End Quote Ian Walford Historic Scotland

A fire in the 1700s is believed to have destroyed all written historical records about the fortification.

Its location on a rock in the sea also meant medieval chroniclers were unable to visit the castle to document it.

Historic Scotland took over responsibility for managing and conserving Kisimul in 2000.

At the time the government agency signed a 999-year lease from Ian Roderick Macneil, 46th Clan Chief, for £1 and an annual rent of a bottle of Talisker whisky.

Rory Macneil, the latest clan chief, has welcomed the new investment in the castle.

He said: "I would like to express my gratitude to clans people whose contributions to the Kisimul Castle restoration fund can now be put to good use, and to Historic Scotland for its stewardship of the castle over the past 13 years."

Ian Walford, chief executive of Historic Scotland, described Kisimul as a "true icon of the Western Isles".

He said: "There are few castles of this nature in Scotland, sitting proud in the island's main harbour and for most visitors it is their first experience of Barra's historic environment.

"We are delighted to be launching this plan.

"Working in partnership with Macneil of Barra, this plan will conserve and enhance a truly magical site in a spectacular Scottish setting for future generations to come."

Western Isles MSP Alasdair Allan, MP Angus MacNeil and Barra councillor Donald Manford have praised the latest effort to conserve the castle.

Nine hostages

Kisimul was a symbol of Gaelic power in the Middle Ages.

Its Gaelic name, Caisteal Chiosmuil, means castle of the rock of the small bay in English.

The chiefs of the Macneils of Barra claimed descent from legendary Niall of the Nine Hostages.

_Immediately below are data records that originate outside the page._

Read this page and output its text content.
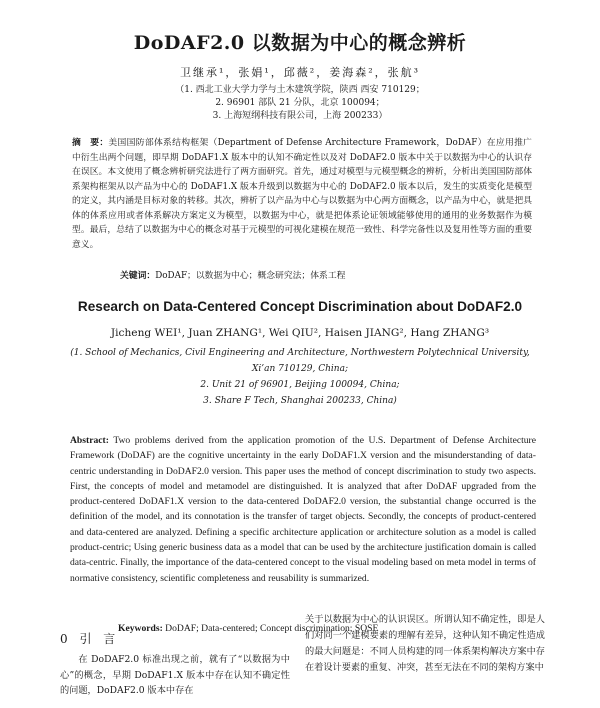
DoDAF2.0 以数据为中心的概念辨析
卫继承¹，张娟¹，邱薇²，姜海森²，张航³
（1. 西北工业大学力学与土木建筑学院，陕西 西安 710129；
2. 96901 部队 21 分队，北京 100094；
3. 上海短纲科技有限公司，上海 200233）
摘　要：美国国防部体系结构框架（Department of Defense Architecture Framework，DoDAF）在应用推广中衍生出两个问题，即早期 DoDAF1.X 版本中的认知不确定性以及对 DoDAF2.0 版本中关于以数据为中心的认识存在误区。本文使用了概念辨析研究法进行了两方面研究。首先，通过对模型与元模型概念的辨析，分析出美国国防部体系架构框架从以产品为中心的 DoDAF1.X 版本升级到以数据为中心的 DoDAF2.0 版本以后，发生的实质变化是模型的定义，其内涵是目标对象的转移。其次，辨析了以产品为中心与以数据为中心两方面概念，以产品为中心，就是把具体的体系应用或者体系解决方案定义为模型，以数据为中心，就是把体系论证领域能够使用的通用的业务数据作为模型。最后，总结了以数据为中心的概念对基于元模型的可视化建模在规范一致性、科学完备性以及复用性等方面的重要意义。
关键词：DoDAF；以数据为中心；概念研究法；体系工程
Research on Data-Centered Concept Discrimination about DoDAF2.0
Jicheng WEI¹, Juan ZHANG¹, Wei QIU², Haisen JIANG², Hang ZHANG³
(1. School of Mechanics, Civil Engineering and Architecture, Northwestern Polytechnical University,
Xi’an 710129, China;
2. Unit 21 of 96901, Beijing 100094, China;
3. Share F Tech, Shanghai 200233, China)
Abstract: Two problems derived from the application promotion of the U.S. Department of Defense Architecture Framework (DoDAF) are the cognitive uncertainty in the early DoDAF1.X version and the misunderstanding of data-centric understanding in DoDAF2.0 version. This paper uses the method of concept discrimination to study two aspects. First, the concepts of model and metamodel are distinguished. It is analyzed that after DoDAF upgraded from the product-centered DoDAF1.X version to the data-centered DoDAF2.0 version, the substantial change occurred is the definition of the model, and its connotation is the transfer of target objects. Secondly, the concepts of product-centered and data-centered are analyzed. Defining a specific architecture application or architecture solution as a model is called product-centric; Using generic business data as a model that can be used by the architecture justification domain is called data-centric. Finally, the importance of the data-centered concept to the visual modeling based on meta model in terms of normative consistency, scientific completeness and reusability is summarized.
Keywords: DoDAF; Data-centered; Concept discrimination; SOSE
0 引 言
在 DoDAF2.0 标准出现之前，就有了“以数据为中心”的概念，早期 DoDAF1.X 版本中存在认知不确定性的问题，DoDAF2.0 版本中存在
关于以数据为中心的认识误区。所谓认知不确定性，即是人们对同一个建模要素的理解有差异，这种认知不确定性造成的最大问题是：不同人员构建的同一体系架构解决方案中存在着设计要素的重复、冲突，甚至无法在不同的架构方案中
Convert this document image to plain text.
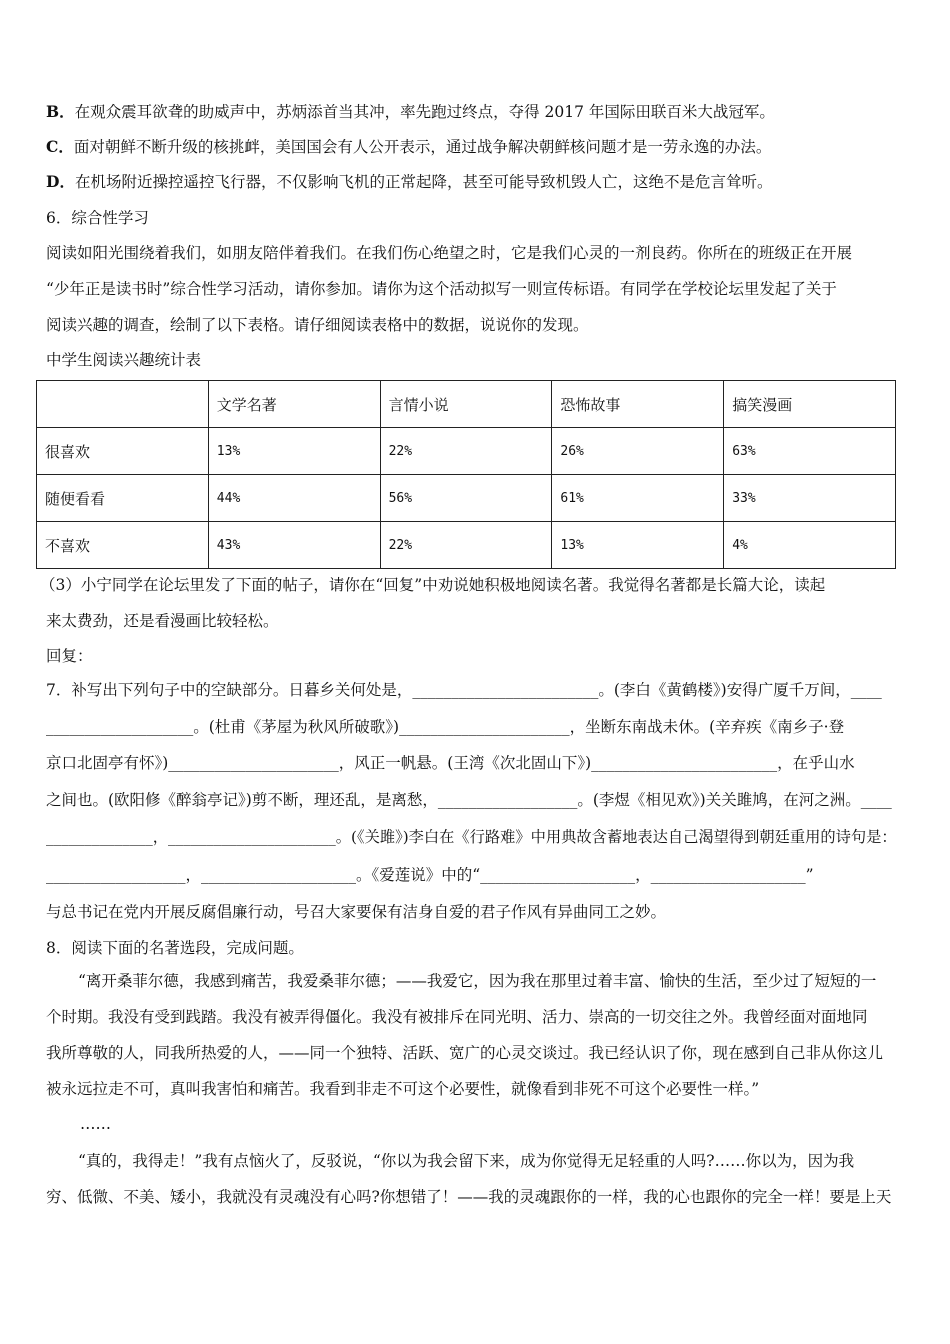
B．在观众震耳欲聋的助威声中，苏炳添首当其冲，率先跑过终点，夺得 2017 年国际田联百米大战冠军。
C．面对朝鲜不断升级的核挑衅，美国国会有人公开表示，通过战争解决朝鲜核问题才是一劳永逸的办法。
D．在机场附近操控遥控飞行器，不仅影响飞机的正常起降，甚至可能导致机毁人亡，这绝不是危言耸听。
6．综合性学习
阅读如阳光围绕着我们，如朋友陪伴着我们。在我们伤心绝望之时，它是我们心灵的一剂良药。你所在的班级正在开展
“少年正是读书时”综合性学习活动，请你参加。请你为这个活动拟写一则宣传标语。有同学在学校论坛里发起了关于
阅读兴趣的调查，绘制了以下表格。请仔细阅读表格中的数据，说说你的发现。
中学生阅读兴趣统计表
	文学名著	言情小说	恐怖故事	搞笑漫画
很喜欢	13%	22%	26%	63%
随便看看	44%	56%	61%	33%
不喜欢	43%	22%	13%	4%
（3）小宁同学在论坛里发了下面的帖子，请你在“回复”中劝说她积极地阅读名著。我觉得名著都是长篇大论，读起
来太费劲，还是看漫画比较轻松。
回复：
7．补写出下列句子中的空缺部分。日暮乡关何处是，________________________。(李白《黄鹤楼》)安得广厦千万间，____
___________________。(杜甫《茅屋为秋风所破歌》)______________________，坐断东南战未休。(辛弃疾《南乡子·登
京口北固亭有怀》)______________________，风正一帆悬。(王湾《次北固山下》)________________________，在乎山水
之间也。(欧阳修《醉翁亭记》)剪不断，理还乱，是离愁，__________________。(李煜《相见欢》)关关雎鸠，在河之洲。____
______________，______________________。(《关雎》)李白在《行路难》中用典故含蓄地表达自己渴望得到朝廷重用的诗句是：
__________________，____________________。《爱莲说》中的“____________________，____________________”
与总书记在党内开展反腐倡廉行动，号召大家要保有洁身自爱的君子作风有异曲同工之妙。
8．阅读下面的名著选段，完成问题。
“离开桑菲尔德，我感到痛苦，我爱桑菲尔德；——我爱它，因为我在那里过着丰富、愉快的生活，至少过了短短的一
个时期。我没有受到践踏。我没有被弄得僵化。我没有被排斥在同光明、活力、崇高的一切交往之外。我曾经面对面地同
我所尊敬的人，同我所热爱的人，——同一个独特、活跃、宽广的心灵交谈过。我已经认识了你，现在感到自己非从你这儿
被永远拉走不可，真叫我害怕和痛苦。我看到非走不可这个必要性，就像看到非死不可这个必要性一样。”
……
“真的，我得走！”我有点恼火了，反驳说，“你以为我会留下来，成为你觉得无足轻重的人吗?……你以为，因为我
穷、低微、不美、矮小，我就没有灵魂没有心吗?你想错了！——我的灵魂跟你的一样，我的心也跟你的完全一样！要是上天
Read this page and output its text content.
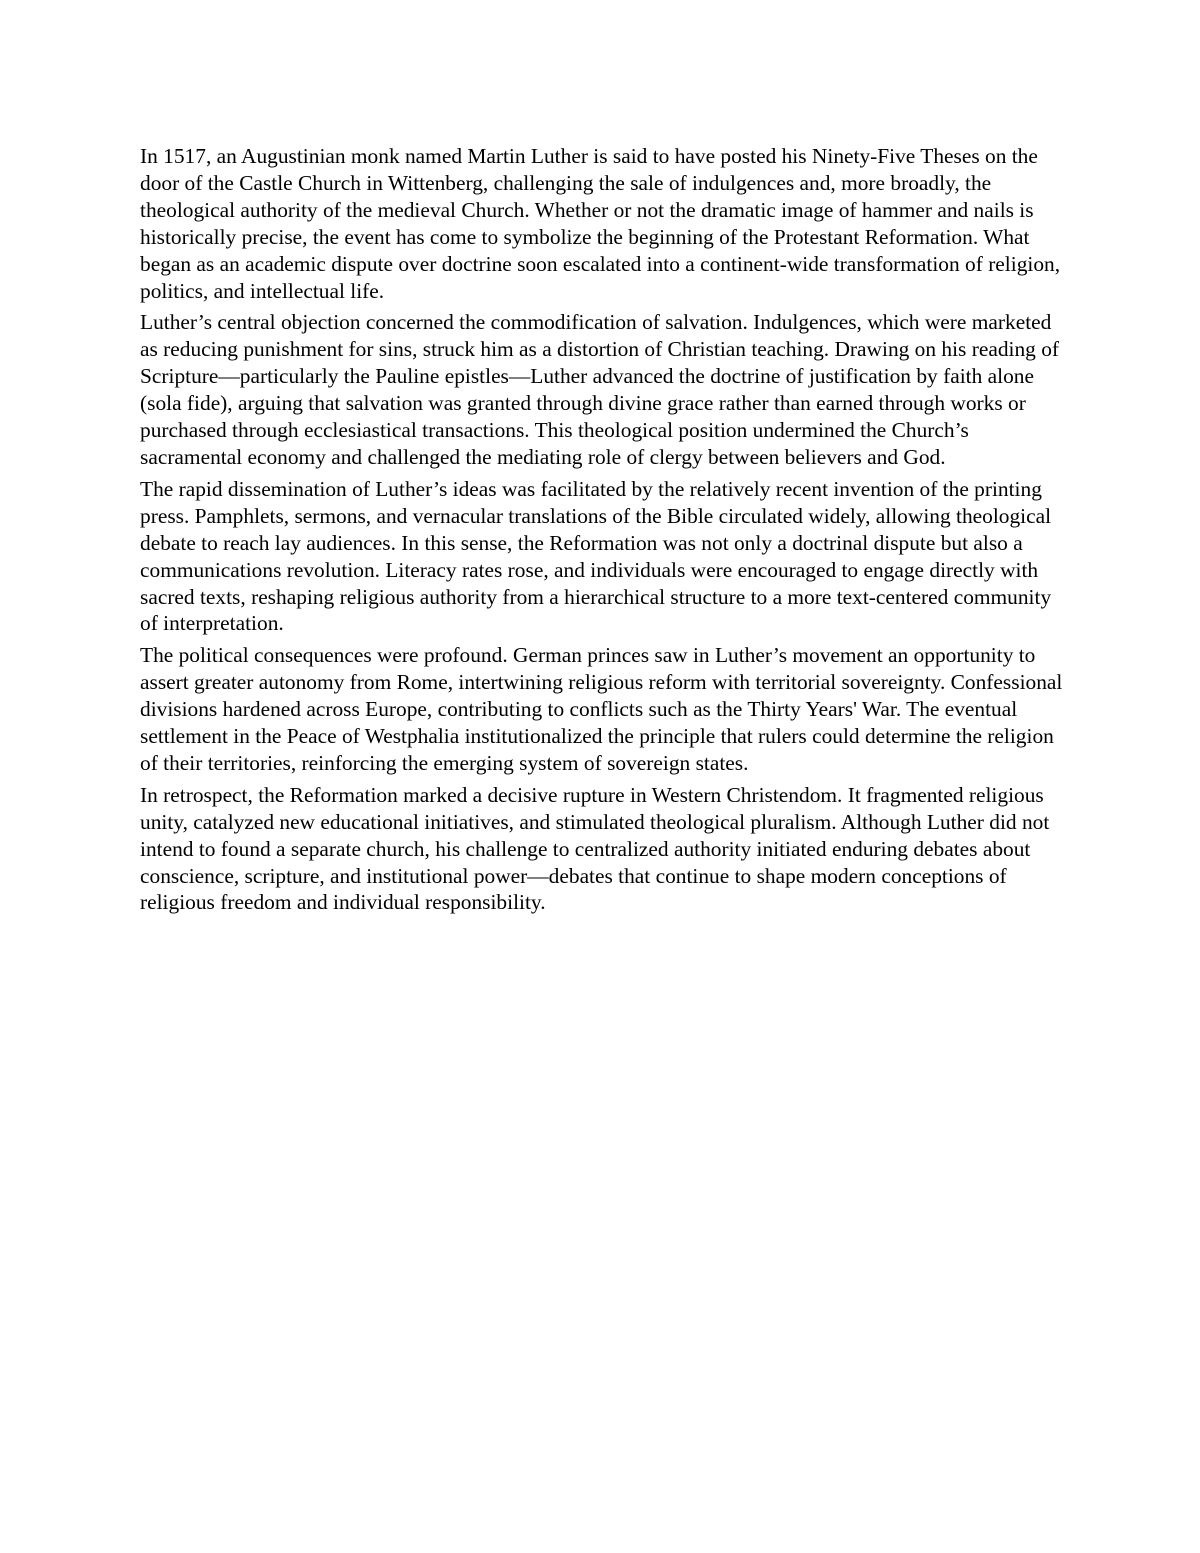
In 1517, an Augustinian monk named Martin Luther is said to have posted his Ninety-Five Theses on the door of the Castle Church in Wittenberg, challenging the sale of indulgences and, more broadly, the theological authority of the medieval Church. Whether or not the dramatic image of hammer and nails is historically precise, the event has come to symbolize the beginning of the Protestant Reformation. What began as an academic dispute over doctrine soon escalated into a continent-wide transformation of religion, politics, and intellectual life.

Luther’s central objection concerned the commodification of salvation. Indulgences, which were marketed as reducing punishment for sins, struck him as a distortion of Christian teaching. Drawing on his reading of Scripture—particularly the Pauline epistles—Luther advanced the doctrine of justification by faith alone (sola fide), arguing that salvation was granted through divine grace rather than earned through works or purchased through ecclesiastical transactions. This theological position undermined the Church’s sacramental economy and challenged the mediating role of clergy between believers and God.

The rapid dissemination of Luther’s ideas was facilitated by the relatively recent invention of the printing press. Pamphlets, sermons, and vernacular translations of the Bible circulated widely, allowing theological debate to reach lay audiences. In this sense, the Reformation was not only a doctrinal dispute but also a communications revolution. Literacy rates rose, and individuals were encouraged to engage directly with sacred texts, reshaping religious authority from a hierarchical structure to a more text-centered community of interpretation.

The political consequences were profound. German princes saw in Luther’s movement an opportunity to assert greater autonomy from Rome, intertwining religious reform with territorial sovereignty. Confessional divisions hardened across Europe, contributing to conflicts such as the Thirty Years' War. The eventual settlement in the Peace of Westphalia institutionalized the principle that rulers could determine the religion of their territories, reinforcing the emerging system of sovereign states.

In retrospect, the Reformation marked a decisive rupture in Western Christendom. It fragmented religious unity, catalyzed new educational initiatives, and stimulated theological pluralism. Although Luther did not intend to found a separate church, his challenge to centralized authority initiated enduring debates about conscience, scripture, and institutional power—debates that continue to shape modern conceptions of religious freedom and individual responsibility.
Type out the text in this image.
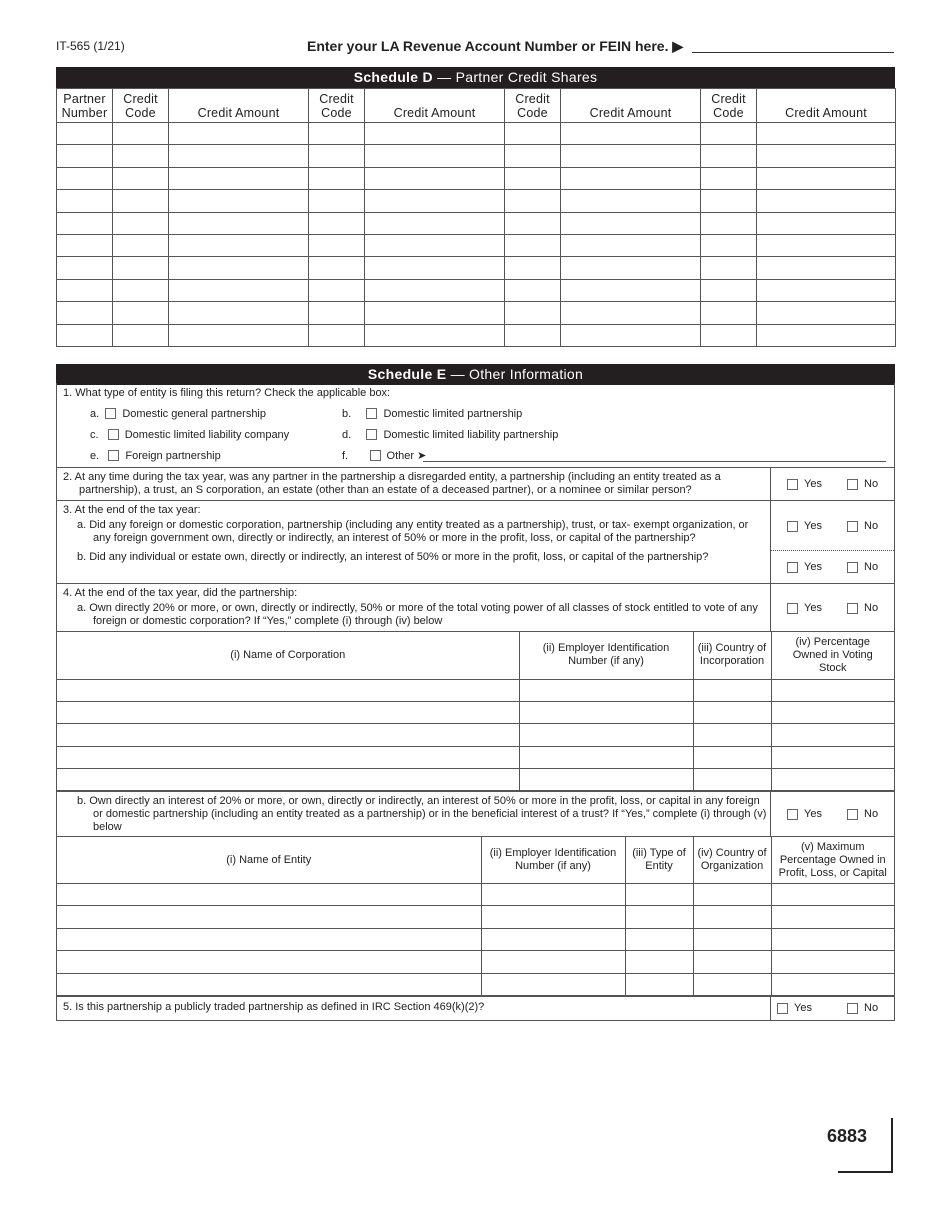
IT-565 (1/21)	Enter your LA Revenue Account Number or FEIN here. ▶
Schedule D — Partner Credit Shares
Partner Number	Credit Code	Credit Amount	Credit Code	Credit Amount	Credit Code	Credit Amount	Credit Code	Credit Amount

Schedule E — Other Information
1. What type of entity is filing this return? Check the applicable box:
a. Domestic general partnership	b.	Domestic limited partnership
c. Domestic limited liability company	d.	Domestic limited liability partnership
e. Foreign partnership	f.	Other ➤
2. At any time during the tax year, was any partner in the partnership a disregarded entity, a partnership (including an entity treated as a partnership), a trust, an S corporation, an estate (other than an estate of a deceased partner), or a nominee or similar person?	Yes	No
3. At the end of the tax year:
a. Did any foreign or domestic corporation, partnership (including any entity treated as a partnership), trust, or tax- exempt organization, or any foreign government own, directly or indirectly, an interest of 50% or more in the profit, loss, or capital of the partnership?
b. Did any individual or estate own, directly or indirectly, an interest of 50% or more in the profit, loss, or capital of the partnership?
Yes	No
Yes	No
4. At the end of the tax year, did the partnership:
a. Own directly 20% or more, or own, directly or indirectly, 50% or more of the total voting power of all classes of stock entitled to vote of any foreign or domestic corporation? If “Yes,” complete (i) through (iv) below
Yes	No
(i) Name of Corporation	(ii) Employer Identification Number (if any)	(iii) Country of Incorporation	(iv) Percentage Owned in Voting Stock

b. Own directly an interest of 20% or more, or own, directly or indirectly, an interest of 50% or more in the profit, loss, or capital in any foreign or domestic partnership (including an entity treated as a partnership) or in the beneficial interest of a trust? If “Yes,” complete (i) through (v) below
Yes	No
(i) Name of Entity	(ii) Employer Identification Number (if any)	(iii) Type of Entity	(iv) Country of Organization	(v) Maximum Percentage Owned in Profit, Loss, or Capital

5. Is this partnership a publicly traded partnership as defined in IRC Section 469(k)(2)?	Yes	No
6883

Niall was a 5th Century Irish warlord reputed to have fought against the Romans and armies of ancient Scotland, England and France.

The nine hostages are said to have been men seized during his campaigns abroad and were symbols of his power.

According to recent scientific research, Niall has up to three million living descendants who are spread out across Ireland, Scotland and North America.

Kisimul is thought to have been constructed on the orders of Gilleonan Macneil. Below the castle he had a house built for the crew of his personal galley.

Another Macneil, known as Ruari The Turbulent, was arrested for piracy of an English ship during King James VI's reign in the 16th Century.